大学受験勉強をしなくてすむのは、「バラ色の青春」か?

2011-06-24

アメリカでは、日本の高校生にあたるハイ・スクールの時期に、をしないですむ環境にある。州立大学など公立の大学の大部分は、ハイ・スクールを卒業すれば無試験で入れるから、とくに大学受験勉強をする必要はないのだ。ただ、アイビー・リーグ(ハーバード大学、イェール大学など)と呼ばれる私立の名門大学などでは、かなり厳しい入学試験がある。しかし、授業料がバカ高いこともあって、事実上中流以上の金持ちしか受けられない。また、同窓生の有力者や寄付のスポンサーの推薦もかなり幅を利かせている。ちなみに、ブッシュ大統領は親子ともイェール大学出身の肩書を持っているが、ともに親のコネ(親のほうの父親はテキサスの石油商)で入ったといわれている。父親のほうは演説の原稿もまともに書けないと、公然といわれていた。最近は多少厳しくなっているが(このあたりの事情は拙著『学力崩壊』〈PHP文庫〉を参照してほしい)、ほとんどの人が大学受験勉強をしなくてもすんでいたアメリカでは、思春期に、外から目標や課題を与えられていなかった。

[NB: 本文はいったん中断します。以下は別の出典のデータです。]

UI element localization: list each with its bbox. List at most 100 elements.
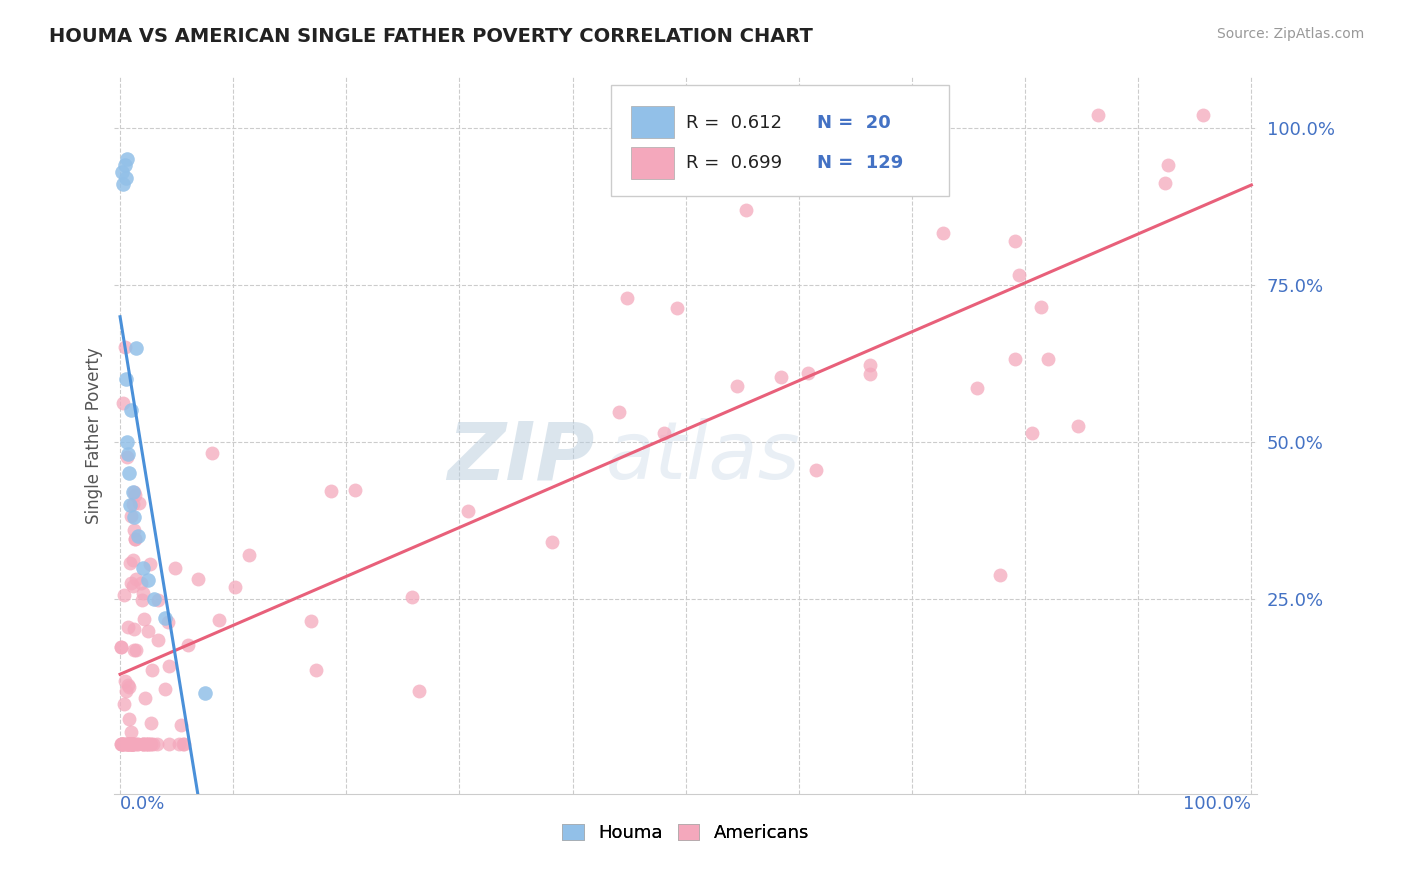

「自律」や「個人」を重んじる文化ということもあるが、自我心理学の発達モデルの影響をかなり受けている。つまり、思春期は、自分を確立するまでのモラトリアムの時期であると考え、外から枠をはめず、目標も自分で探させる。試行錯誤しながら悩み、ときにはワルいこともやって、いずれしっかりとした自我が確立するというモデルである。ところが、私が見たアメリカ社会の現実はといえば、思春期に外から課題を与えないことで、理論通りのいい結果が出ているとは思えなかった。